If sources are to be believed, the relations between the Swami and Chitra, who is now in her 30s, became strained when she started demanding that she be named as the Swami's heir — both in ashram and in politics.
Around 2010, Chitra met a journalist from Badaun and left the ashram to marry him.
According to her police complaint in November 2011, Chitra claimed that she was held captive in his ashram in Hardwar. The Shahjahanpur police filed a chargesheet against the Swami in 2012. The trial did not begin because the police report said that they could not substantiate the charges against Swami Chinmayanand.
However, even before the Swami could be called to the trial court, the three-time lawmaker managed to get a stay on his arrest from the Allahabad high court. The trial has not moved forward since then. Official sources said that complainant also did not press the charges all these years and hence the Yogi government, decided to drop the case.
The next hearing in the case, related to withdrawal of prosecution case against Swami, is set scheduled for May 15 in the court of the Chief Judicial Magistrate in Shahjahanpur.
In her complaint, Chitra said she used to be a disciple of Swami Chinmayanand at his ashram between 2000 and 2011. It is during this time that he raped her.
“I suffered for 11 years but could not speak out because he would give me death threats and keep me under constant surveillance.
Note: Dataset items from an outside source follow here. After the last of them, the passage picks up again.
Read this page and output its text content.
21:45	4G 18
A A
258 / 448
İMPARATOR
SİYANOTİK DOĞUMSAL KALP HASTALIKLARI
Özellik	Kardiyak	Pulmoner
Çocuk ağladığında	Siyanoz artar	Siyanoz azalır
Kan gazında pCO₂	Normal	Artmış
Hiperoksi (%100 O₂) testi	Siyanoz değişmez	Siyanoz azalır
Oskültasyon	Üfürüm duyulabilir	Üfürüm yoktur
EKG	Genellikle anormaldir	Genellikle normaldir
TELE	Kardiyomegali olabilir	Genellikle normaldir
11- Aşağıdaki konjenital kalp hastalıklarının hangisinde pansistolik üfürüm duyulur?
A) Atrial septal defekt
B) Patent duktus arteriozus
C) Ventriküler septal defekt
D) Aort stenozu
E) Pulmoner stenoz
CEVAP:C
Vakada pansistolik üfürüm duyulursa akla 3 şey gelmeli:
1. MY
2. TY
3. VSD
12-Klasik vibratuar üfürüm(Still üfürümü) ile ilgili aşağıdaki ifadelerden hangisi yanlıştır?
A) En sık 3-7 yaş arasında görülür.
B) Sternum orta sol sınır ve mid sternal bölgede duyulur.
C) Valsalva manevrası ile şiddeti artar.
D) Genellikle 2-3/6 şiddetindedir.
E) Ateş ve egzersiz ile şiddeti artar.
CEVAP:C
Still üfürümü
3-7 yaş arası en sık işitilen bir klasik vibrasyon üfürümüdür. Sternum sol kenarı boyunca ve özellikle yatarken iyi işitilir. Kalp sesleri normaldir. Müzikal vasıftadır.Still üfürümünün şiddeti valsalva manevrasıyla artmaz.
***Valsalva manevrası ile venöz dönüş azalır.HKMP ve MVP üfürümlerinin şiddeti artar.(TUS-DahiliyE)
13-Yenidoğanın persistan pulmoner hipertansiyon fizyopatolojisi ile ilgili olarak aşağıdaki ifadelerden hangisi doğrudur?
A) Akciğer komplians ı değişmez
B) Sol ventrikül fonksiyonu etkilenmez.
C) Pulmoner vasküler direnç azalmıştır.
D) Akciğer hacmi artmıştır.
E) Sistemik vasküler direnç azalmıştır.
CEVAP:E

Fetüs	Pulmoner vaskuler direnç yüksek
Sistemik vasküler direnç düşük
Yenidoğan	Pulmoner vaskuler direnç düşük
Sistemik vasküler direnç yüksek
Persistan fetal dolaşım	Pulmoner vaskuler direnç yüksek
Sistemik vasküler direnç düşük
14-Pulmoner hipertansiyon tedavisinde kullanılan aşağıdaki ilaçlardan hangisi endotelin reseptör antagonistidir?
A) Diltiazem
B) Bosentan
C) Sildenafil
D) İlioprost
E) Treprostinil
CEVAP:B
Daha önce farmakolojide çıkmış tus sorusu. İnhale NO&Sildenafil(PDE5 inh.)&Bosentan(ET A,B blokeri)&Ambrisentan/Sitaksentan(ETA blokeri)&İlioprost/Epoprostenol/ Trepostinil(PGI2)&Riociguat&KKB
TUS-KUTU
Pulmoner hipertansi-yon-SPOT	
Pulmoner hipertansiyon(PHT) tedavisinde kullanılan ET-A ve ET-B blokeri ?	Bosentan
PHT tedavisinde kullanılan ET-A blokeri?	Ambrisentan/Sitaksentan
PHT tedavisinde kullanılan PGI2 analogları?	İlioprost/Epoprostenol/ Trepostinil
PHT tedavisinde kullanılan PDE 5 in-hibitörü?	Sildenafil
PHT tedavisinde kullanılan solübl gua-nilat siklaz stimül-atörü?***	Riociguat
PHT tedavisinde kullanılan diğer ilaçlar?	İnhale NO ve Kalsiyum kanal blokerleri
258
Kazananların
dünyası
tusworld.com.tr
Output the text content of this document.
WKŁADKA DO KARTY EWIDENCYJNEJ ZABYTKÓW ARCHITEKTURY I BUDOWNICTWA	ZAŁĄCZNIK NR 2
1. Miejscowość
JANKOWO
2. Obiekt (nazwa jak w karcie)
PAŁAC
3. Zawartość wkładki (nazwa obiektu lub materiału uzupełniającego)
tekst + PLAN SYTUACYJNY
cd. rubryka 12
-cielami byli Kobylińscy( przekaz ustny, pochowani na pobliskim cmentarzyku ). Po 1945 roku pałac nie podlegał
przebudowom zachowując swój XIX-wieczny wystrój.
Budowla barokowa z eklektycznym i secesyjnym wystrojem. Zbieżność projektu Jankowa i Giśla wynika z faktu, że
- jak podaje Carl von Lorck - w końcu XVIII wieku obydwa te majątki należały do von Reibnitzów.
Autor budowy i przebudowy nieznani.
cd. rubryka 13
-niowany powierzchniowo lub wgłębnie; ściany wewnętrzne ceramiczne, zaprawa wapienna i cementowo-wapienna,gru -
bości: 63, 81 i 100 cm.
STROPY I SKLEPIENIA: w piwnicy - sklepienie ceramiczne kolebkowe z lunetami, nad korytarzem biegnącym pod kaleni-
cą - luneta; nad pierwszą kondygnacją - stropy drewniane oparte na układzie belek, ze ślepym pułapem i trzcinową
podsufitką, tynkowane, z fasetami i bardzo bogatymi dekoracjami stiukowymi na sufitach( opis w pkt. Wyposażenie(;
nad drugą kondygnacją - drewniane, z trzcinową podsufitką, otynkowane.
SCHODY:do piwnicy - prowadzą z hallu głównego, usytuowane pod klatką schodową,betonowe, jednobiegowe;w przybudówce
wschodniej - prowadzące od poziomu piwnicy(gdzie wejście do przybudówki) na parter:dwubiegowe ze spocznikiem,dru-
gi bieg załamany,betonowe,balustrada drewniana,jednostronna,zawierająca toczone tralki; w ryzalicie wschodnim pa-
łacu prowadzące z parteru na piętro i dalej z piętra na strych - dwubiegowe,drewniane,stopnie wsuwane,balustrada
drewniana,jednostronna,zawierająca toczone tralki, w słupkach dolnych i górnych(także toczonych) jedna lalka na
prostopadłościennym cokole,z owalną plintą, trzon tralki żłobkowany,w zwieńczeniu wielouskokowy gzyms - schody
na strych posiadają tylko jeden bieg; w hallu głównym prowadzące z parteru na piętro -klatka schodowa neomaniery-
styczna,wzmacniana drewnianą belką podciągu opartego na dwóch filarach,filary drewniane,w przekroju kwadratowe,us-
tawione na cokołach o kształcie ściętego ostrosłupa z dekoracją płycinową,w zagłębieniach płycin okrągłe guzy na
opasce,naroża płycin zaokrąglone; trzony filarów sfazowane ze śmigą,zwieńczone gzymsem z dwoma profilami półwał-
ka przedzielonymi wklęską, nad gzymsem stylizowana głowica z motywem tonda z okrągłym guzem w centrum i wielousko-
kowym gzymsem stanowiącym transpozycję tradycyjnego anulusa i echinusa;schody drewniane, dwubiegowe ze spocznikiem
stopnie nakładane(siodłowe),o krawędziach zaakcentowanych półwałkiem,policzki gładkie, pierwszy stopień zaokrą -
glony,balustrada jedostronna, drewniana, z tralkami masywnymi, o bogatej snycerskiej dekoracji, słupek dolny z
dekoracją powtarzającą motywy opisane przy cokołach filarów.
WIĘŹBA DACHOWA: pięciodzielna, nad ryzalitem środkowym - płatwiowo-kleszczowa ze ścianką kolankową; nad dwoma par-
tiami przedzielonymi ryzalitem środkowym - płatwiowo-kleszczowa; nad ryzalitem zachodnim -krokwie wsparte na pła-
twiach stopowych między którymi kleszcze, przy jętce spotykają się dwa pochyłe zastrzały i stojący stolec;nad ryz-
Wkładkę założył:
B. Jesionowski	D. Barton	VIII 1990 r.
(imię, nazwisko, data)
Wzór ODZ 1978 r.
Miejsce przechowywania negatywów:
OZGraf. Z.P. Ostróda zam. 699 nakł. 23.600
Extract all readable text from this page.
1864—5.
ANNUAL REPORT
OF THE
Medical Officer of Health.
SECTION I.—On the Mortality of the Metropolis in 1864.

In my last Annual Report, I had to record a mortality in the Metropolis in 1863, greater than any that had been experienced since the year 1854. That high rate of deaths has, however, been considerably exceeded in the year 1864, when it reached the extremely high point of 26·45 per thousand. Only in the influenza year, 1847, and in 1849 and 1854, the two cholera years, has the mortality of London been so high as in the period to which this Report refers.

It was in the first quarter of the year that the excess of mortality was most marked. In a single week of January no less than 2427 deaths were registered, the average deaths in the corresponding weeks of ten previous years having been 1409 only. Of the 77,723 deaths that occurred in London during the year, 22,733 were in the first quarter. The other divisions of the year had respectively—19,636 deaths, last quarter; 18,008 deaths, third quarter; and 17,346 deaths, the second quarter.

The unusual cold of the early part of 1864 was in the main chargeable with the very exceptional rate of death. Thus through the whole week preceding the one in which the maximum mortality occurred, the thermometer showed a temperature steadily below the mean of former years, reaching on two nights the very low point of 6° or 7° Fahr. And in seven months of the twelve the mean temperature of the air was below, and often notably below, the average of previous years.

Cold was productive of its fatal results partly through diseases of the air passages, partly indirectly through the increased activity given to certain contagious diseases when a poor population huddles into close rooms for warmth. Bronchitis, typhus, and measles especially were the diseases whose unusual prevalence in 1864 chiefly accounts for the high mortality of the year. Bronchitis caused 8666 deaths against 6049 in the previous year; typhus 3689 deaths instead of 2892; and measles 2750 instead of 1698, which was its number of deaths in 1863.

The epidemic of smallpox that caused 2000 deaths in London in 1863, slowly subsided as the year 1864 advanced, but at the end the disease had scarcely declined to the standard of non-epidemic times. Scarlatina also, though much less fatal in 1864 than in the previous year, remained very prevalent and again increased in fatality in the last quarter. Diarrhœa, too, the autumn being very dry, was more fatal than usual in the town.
Several other girls also went through the torture but could never speak out as he got them married off to his own employees. I got out as I managed to get help from an outsider who later married me,” said Chitra.
Police, however, doubt her allegations. A senior police officer, who was posted in Shahjahanpur during this period, recalled, “When we began investigations, we found that the woman's charges of being held captive in the ashram were false. We got documents to prove that she was travelling alone to several places and the people in the ashram gave statements about her position. The relationship, if any, was consensual and there was no evidence to prove sexual exploitation or rape.” In between, there were reports of domestic violence between Chitra and her husband and she briefly left his house in Badaun and even filed a report against him. The two later reconciled and she is now the mother of a three-year-old child.
An officer in the state's law department disclosed that the decision to withdraw the rape case against Swami Chinmayanand was taken in view of a police report that found the rape charges baseless. “The BJP was not in power in the state when the investigations took place so there is no question of political pressure to free Chinmayanand,” he said, justifying the dropping of case.
As news of Yogi Adityanath government deciding to withdraw the rape case became public, Chitra sent a video recording of her impassioned plea and a letter to the President, Prime Minister, chief minister and the district judge, objecting to withdrawal of the case.
She alleged that the decision by the chief minister to drop the case against the Swami is completely wrong.
“Instead of supporting me, the government is supporting the accused. I am not even being allowed a fair trial. The accused is politically too powerful and I am too weak,” alleged the rape survivor.
Chitra and her husband have made themselves unavailable to the media.
Meanwhile, 71-year-old Chinmayanand is hoping that the Yogi Adityanath government's bid to offer him relief in the “false” rape case achieves finality at the earliest.